DONOVAN: America's Master Spy

By

Pub Date: Sept. 27th, 1982
Publisher: Rand McNally

By comparison with Anthony Cave Brown's bio of OSS chief Donovan (above), this is a lightweight, if also sizable, effort (575 as against 800 pages--but of larger type too). Dunlop is an OSS veteran and the book is keyed, moreover, to a coming OSS celebration. But though you won't find here any approximation of Cave Brown's candor (re individual OSS disasters or total OSS performance)--nor his breadth of coverage, depth of detail, or degree of expertise--you will find some compensations. Dunlop's text (like Cave Brown's) is erratic.
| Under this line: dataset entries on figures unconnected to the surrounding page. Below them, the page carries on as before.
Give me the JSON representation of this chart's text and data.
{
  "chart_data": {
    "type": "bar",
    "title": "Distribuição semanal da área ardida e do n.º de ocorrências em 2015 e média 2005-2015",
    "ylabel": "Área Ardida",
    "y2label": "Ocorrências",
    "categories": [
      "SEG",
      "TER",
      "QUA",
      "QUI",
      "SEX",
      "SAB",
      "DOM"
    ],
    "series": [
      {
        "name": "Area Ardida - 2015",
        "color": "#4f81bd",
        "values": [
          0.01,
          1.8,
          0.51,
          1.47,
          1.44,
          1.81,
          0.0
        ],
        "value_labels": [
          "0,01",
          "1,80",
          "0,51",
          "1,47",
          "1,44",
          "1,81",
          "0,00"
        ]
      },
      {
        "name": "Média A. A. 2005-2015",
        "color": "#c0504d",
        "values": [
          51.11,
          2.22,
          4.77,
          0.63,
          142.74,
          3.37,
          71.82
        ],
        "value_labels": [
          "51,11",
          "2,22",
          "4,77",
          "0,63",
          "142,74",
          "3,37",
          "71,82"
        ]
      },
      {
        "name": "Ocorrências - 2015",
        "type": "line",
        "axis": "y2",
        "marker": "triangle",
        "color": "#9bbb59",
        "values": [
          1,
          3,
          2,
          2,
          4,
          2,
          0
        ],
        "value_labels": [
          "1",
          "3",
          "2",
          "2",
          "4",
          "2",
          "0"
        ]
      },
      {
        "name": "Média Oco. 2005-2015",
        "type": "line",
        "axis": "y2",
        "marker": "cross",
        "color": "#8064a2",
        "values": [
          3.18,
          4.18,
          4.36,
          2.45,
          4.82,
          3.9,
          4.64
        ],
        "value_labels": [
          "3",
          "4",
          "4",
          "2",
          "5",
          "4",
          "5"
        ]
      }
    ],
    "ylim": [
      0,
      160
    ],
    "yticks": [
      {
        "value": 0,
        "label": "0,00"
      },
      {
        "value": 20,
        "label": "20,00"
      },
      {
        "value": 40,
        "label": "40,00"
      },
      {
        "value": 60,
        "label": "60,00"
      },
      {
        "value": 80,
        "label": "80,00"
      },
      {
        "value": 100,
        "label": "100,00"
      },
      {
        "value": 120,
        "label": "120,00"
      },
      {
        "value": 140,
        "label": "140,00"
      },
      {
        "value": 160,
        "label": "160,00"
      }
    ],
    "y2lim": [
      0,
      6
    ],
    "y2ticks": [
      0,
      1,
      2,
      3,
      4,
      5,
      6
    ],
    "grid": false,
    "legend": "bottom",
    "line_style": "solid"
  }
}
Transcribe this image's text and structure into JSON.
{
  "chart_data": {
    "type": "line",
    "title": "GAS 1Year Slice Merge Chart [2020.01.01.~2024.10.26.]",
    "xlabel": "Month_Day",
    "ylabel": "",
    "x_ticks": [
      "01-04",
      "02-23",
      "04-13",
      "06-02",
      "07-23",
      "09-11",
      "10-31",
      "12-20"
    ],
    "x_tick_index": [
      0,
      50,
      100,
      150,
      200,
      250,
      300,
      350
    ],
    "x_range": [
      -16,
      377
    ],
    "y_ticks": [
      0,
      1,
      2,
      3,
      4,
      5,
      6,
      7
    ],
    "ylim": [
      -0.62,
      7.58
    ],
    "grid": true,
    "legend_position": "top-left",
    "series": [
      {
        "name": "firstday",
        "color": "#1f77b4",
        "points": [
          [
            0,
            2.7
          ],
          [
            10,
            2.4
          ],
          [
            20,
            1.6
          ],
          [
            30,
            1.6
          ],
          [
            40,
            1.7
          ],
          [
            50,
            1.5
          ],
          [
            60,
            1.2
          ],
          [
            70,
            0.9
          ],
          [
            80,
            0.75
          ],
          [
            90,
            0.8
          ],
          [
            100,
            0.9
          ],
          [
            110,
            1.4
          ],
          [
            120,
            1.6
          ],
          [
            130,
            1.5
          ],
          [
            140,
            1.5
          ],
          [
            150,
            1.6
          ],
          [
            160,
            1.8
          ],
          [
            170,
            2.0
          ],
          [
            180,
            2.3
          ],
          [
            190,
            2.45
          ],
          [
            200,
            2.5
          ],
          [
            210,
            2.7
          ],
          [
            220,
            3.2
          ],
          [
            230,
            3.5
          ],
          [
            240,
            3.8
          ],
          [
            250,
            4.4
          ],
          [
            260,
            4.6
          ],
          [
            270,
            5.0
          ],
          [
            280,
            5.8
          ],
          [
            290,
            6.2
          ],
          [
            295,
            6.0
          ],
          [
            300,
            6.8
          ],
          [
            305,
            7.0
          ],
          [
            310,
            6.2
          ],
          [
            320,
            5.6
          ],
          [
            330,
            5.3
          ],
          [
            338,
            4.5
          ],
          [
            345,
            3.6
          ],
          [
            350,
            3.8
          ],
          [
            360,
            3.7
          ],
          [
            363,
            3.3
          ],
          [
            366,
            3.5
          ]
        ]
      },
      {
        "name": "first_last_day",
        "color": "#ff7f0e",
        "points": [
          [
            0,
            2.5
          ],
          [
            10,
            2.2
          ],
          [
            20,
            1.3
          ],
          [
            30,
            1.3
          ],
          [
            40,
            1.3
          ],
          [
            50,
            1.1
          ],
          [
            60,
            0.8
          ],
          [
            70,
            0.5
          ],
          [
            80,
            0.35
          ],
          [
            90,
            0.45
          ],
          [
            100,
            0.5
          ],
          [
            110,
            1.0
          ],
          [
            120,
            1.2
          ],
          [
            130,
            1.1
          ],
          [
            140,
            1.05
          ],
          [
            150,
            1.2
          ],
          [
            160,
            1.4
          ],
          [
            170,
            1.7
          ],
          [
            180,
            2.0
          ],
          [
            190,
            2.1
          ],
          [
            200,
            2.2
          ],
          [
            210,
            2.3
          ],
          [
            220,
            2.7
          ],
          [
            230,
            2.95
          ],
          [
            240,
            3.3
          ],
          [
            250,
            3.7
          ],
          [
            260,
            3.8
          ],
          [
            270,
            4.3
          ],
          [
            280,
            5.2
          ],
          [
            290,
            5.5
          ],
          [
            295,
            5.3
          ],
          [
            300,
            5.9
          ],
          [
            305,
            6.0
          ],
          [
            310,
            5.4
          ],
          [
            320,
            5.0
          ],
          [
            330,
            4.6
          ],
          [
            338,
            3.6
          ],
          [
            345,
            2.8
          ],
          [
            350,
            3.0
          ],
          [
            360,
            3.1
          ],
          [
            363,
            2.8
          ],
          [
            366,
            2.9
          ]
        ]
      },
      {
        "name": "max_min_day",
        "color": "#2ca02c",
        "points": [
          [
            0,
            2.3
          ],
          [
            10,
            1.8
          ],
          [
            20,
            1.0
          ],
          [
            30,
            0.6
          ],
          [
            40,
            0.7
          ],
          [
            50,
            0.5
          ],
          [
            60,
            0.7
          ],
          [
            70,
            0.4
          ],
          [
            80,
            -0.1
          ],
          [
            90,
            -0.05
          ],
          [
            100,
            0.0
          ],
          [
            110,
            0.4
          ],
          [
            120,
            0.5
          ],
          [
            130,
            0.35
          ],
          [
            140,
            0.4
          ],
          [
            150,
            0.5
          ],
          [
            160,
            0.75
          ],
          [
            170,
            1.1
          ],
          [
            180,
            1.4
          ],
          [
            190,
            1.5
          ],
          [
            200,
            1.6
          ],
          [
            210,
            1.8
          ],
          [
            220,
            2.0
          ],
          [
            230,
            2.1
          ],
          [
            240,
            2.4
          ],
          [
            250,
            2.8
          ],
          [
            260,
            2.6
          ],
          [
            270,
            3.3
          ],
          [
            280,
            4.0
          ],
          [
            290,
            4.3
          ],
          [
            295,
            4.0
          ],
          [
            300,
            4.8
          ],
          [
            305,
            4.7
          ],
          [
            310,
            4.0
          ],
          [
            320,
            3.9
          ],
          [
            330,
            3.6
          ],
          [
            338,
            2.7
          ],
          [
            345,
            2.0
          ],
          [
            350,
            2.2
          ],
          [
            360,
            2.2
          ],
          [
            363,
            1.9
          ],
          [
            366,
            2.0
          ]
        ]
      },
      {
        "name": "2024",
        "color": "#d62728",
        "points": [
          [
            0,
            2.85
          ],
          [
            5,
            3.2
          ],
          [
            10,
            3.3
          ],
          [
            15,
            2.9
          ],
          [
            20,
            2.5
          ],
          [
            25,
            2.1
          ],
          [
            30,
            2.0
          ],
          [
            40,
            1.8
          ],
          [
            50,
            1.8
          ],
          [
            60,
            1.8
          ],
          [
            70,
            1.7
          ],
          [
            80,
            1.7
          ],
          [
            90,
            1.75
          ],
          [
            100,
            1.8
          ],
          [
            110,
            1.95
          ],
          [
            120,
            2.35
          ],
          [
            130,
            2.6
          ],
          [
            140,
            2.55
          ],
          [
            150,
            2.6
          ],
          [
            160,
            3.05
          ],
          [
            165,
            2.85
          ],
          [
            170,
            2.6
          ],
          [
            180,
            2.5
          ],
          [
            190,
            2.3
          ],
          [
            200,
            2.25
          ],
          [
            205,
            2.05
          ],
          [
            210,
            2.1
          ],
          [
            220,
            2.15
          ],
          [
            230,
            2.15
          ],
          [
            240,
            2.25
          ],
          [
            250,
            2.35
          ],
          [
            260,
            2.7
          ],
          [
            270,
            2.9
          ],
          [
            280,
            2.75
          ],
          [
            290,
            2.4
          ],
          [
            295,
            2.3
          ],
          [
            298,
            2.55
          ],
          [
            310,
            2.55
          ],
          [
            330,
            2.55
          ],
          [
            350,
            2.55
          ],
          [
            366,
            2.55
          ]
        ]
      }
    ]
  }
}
A sentimentalized dramatization of Donovan's Buffalo childhood (with, however, some strong local color) and of his WW I command of N.Y.'s ""Fighting Irish"" (with no mitigating virtues) gives way to a reasonably direct, fairly lively account of the inter-war years, featuring just what Cave Brown slights: Donovan's politics (he was for years the nation's #1 Irish-Catholic Republican conservative); his legal work (the anti-trust cases, the growth of Donovan, Leisure); and, concurrently, his myriad ""fact-finding"" missions--to Siberia in 1919, Ethiopia in '35, Spain in '36, among them. (The Mussolini meeting is a standout.) Sometimes, true, Cave Brown's more extensive research gives him a clear edge--as on Hoover's failure to name Donovan Attorney General, or even Secretary of War, the major setback to his hopes for high public office (including the presidency). On Donovan and the OSS (less than 200 pages here) Dunlop enthuses--making no attempt at a coherent, consecutive history. But he does convey a sense of Donovan's avid, omnivorous curiosity: How did George Orwell think ""British social institutions were standing up under the strain of war""? What could Arthur Goldberg's European labor contacts contribute? Indeed, the anecdotal material, disorganized and unevaluated though it is, covers all the sorts of things (from social-science research to the invention of nutty gadgets) that espionage-pros like Cave Brown pass over. Almost wholly superficial--but with clear attractions, especially for uninitiates.